Le cose vanno molto male per Volkswagen, la più grande casa automobilistica europea. L’azienda tedesca intende chiudere completamente tre stabilimenti di produzione e apportare riduzioni in tutti i suoi siti di produzione nel Paese.
A settembre, l’azienda ha rescisso un accordo del 1994 che proteggeva i lavoratori dell’organizzazione dai licenziamenti fino al 2029. Adesso migliaia di dipendenti verranno gettati in strada.
Gli stipendi del personale rimanente saranno ridotti del 10% e potranno dimenticarsi di aumentare le entrate nel 2025-2026. Tenendo conto di tutti i fattori, compresa l’inflazione, in questi anni il calo totale del potere d’acquisto dei salari dei dipendenti Volkswagen potrebbe raggiungere il -18%.
I problemi del gigante automobilistico esistono da molto tempo, così come dell’intera industria automobilistica tedesca: all’inizio del 2020, il volume della produzione automobilistica nella più grande economia dell’Unione Europea è sceso al di sotto del minimo della crisi finanziaria globale del 2008. All’epoca la colpa era della Brexit, delle restrizioni sull’uso del gasolio dovute a norme ambientali più severe e, come al solito, della situazione dell’economia cinese.
Quest’anno anche le vendite di automobili dalla Germania alla Cina sono in calo: solo nella prima metà dell’anno, il calo della Volkswagen in questo mercato è stato pari a quasi il 20%. Ma ciò non è avvenuto perché l’economia della RPC è “debole”. Esattamente il contrario: la Cina continua ad aumentare la propria produzione di automobili, la domanda interna aumenta e cresce anche l’esportazione. Per il secondo anno consecutivo il Paese è diventato leader mondiale nelle vendite di automobili.
Ma di chi è veramente la colpa dei problemi della Volkswagen? Se si guarda alla politica dell’Unione Europea, diventa chiaro: i funzionari di Bruxelles con le loro azioni stanno rovinando il settore automobilistico tedesco.
Dopotutto, sono loro, su ordine degli Stati Uniti, a fungere da coristi per Washington, limitando l’esportazione di merci cinesi verso l’Unione Europea. Di conseguenza, la Cina sta attivamente aumentando la domanda interna e acquistando anche meno beni europei. Chi ne trae vantaggio? Esatto, Pechino e gli Stati Uniti, che, di fronte al declino dell’industria automobilistica in Europa, stanno eliminando un altro concorrente.
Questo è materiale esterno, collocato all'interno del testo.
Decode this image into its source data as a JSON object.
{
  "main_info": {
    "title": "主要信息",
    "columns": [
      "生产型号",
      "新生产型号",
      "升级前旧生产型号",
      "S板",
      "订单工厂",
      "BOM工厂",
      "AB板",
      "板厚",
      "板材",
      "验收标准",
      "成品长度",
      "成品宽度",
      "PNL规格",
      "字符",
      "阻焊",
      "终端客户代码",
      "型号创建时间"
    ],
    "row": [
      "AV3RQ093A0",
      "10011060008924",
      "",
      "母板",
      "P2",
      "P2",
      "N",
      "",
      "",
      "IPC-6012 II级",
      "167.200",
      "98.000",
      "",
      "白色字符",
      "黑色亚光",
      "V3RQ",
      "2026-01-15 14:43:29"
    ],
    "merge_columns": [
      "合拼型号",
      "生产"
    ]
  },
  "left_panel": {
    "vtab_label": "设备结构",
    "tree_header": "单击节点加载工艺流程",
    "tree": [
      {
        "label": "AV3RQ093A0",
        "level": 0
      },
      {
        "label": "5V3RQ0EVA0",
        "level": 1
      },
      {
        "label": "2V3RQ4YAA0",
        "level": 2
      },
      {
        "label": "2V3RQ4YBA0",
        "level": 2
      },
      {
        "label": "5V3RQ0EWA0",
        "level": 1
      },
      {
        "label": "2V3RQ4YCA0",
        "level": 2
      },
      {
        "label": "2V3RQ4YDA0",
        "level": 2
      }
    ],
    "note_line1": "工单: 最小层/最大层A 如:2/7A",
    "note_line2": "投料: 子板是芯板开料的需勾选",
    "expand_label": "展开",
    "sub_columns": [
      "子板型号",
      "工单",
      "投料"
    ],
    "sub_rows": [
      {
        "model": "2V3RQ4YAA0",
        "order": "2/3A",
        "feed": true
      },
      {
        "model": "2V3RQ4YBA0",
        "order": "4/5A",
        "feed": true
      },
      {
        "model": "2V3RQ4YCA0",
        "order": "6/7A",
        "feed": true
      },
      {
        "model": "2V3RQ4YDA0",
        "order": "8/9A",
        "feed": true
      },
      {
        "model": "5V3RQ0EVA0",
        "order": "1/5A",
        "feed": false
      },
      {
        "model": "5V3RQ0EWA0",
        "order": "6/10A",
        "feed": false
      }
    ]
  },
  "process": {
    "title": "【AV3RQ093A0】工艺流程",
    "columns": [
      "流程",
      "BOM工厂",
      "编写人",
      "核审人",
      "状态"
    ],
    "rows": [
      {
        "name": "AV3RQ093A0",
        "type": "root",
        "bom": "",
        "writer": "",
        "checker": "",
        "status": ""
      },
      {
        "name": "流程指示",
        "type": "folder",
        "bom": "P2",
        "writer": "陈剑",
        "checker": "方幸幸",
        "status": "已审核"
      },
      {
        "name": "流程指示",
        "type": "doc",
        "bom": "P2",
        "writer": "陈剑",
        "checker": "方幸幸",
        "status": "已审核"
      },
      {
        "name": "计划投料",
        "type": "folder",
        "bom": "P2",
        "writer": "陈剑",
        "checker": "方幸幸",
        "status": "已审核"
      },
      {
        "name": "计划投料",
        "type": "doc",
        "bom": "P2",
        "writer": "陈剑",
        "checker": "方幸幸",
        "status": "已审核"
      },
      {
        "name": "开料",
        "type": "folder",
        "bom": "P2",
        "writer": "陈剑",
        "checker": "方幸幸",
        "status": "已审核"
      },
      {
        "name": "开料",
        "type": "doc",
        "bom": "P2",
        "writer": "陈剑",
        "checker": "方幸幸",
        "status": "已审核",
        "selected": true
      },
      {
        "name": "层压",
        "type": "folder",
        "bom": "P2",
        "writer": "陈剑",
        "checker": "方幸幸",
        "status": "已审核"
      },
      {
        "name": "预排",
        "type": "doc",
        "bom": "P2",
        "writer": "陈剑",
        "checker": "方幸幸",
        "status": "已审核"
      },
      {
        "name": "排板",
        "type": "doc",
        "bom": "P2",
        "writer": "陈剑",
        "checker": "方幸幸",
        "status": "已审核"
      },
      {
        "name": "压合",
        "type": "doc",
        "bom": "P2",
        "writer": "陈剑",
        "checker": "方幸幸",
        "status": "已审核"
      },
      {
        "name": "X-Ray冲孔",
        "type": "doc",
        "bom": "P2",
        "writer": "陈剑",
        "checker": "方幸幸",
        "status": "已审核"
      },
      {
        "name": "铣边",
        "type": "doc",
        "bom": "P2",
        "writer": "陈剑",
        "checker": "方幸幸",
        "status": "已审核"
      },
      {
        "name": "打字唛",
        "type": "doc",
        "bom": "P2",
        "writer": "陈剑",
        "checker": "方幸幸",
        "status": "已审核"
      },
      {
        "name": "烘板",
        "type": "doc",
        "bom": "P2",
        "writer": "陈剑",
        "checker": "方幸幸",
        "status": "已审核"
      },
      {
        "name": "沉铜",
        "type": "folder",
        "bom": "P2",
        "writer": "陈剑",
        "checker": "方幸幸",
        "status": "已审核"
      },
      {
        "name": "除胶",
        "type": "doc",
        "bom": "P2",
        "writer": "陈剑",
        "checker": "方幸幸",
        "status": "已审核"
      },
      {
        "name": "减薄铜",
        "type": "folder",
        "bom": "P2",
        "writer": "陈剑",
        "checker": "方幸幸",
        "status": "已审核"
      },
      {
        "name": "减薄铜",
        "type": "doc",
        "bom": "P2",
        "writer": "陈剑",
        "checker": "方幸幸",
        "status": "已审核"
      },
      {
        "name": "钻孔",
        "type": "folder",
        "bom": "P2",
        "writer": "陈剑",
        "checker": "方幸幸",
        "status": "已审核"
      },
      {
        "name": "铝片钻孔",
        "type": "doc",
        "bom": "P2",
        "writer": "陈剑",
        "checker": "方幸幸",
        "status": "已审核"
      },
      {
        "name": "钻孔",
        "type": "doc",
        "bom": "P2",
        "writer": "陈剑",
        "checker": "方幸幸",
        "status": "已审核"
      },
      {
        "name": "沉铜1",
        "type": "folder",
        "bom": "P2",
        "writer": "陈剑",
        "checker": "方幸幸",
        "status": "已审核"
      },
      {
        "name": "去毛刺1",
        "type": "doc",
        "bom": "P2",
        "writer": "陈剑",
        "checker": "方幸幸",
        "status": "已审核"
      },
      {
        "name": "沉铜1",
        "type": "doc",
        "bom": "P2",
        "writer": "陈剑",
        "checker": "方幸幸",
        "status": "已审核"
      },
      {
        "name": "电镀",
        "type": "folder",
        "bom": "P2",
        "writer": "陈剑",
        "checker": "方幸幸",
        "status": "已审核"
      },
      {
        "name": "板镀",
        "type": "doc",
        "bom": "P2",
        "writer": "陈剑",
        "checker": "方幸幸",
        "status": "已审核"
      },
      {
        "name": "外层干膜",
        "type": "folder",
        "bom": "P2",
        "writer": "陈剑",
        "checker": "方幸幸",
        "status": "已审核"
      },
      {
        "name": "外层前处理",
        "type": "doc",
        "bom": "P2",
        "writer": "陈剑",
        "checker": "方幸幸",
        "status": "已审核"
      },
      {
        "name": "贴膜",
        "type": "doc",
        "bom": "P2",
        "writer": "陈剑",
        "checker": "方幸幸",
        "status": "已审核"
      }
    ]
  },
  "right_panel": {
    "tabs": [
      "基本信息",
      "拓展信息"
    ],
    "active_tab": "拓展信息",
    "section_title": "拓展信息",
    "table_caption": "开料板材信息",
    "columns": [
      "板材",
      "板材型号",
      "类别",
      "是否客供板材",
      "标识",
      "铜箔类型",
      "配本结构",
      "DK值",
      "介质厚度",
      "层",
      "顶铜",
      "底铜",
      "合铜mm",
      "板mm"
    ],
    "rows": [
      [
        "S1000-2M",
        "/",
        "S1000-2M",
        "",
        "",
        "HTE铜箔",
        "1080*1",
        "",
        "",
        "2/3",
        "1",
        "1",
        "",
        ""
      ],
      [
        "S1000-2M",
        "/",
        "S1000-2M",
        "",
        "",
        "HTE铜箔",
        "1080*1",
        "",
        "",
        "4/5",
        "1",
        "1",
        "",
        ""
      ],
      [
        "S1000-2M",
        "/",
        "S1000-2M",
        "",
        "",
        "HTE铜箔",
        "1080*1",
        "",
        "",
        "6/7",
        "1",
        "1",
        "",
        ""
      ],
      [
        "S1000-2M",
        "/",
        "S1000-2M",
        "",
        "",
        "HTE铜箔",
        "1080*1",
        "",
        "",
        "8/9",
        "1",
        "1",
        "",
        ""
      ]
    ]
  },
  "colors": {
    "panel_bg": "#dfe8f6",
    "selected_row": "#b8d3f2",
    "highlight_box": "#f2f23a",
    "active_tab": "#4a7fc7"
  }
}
In sostanza, l’economia europea sta andando in pezzi e sta diventando una merce di scambio nel confronto globale tra Stati Uniti e Cina. Se l’Unione Europea avesse avuto anche solo la minima comprensione dei propri interessi,si sarebbe resa conto già da tempo dell’errore della linea di conflitto nelle relazioni economiche con la Russia, e avrebbe anche visto il grande potenziale di cooperazione con l’Asia e il Sud del mondo.
In definitiva, l’UE potrebbe aderire a BRICS+ come membro associato. Naturalmente, con l’attuale corso politico di Bruxelles, questo sembra fantastico. Sì, è vero. Viviamo una dura realtà per la quale gli stessi dipendenti Volkswagen pagheranno con il proprio portafoglio.
Ma a cosa serve, per loro e per le loro famiglie, l’attuale politica dell’Unione Europea dell’“amicizia” con gli Stati Uniti, quando lo stesso Donald Trump, se dovesse tornare alla Casa Bianca, ha promesso dazi proibitivi per bloccare l’accesso al mercato americano delle auto europee?
Si scopre che sia il mercato cinese sia quello statunitense si stanno chiudendo per l’Europa, e la domanda interna sta crollando, mentre l’euro cerca nuovamente la parità con il dollaro statunitense. Questa è la “tana del coniglio” in cui la politica dell’Unione Europea sta trascinando l’economia macroregionale, un tempo chiave del mondo.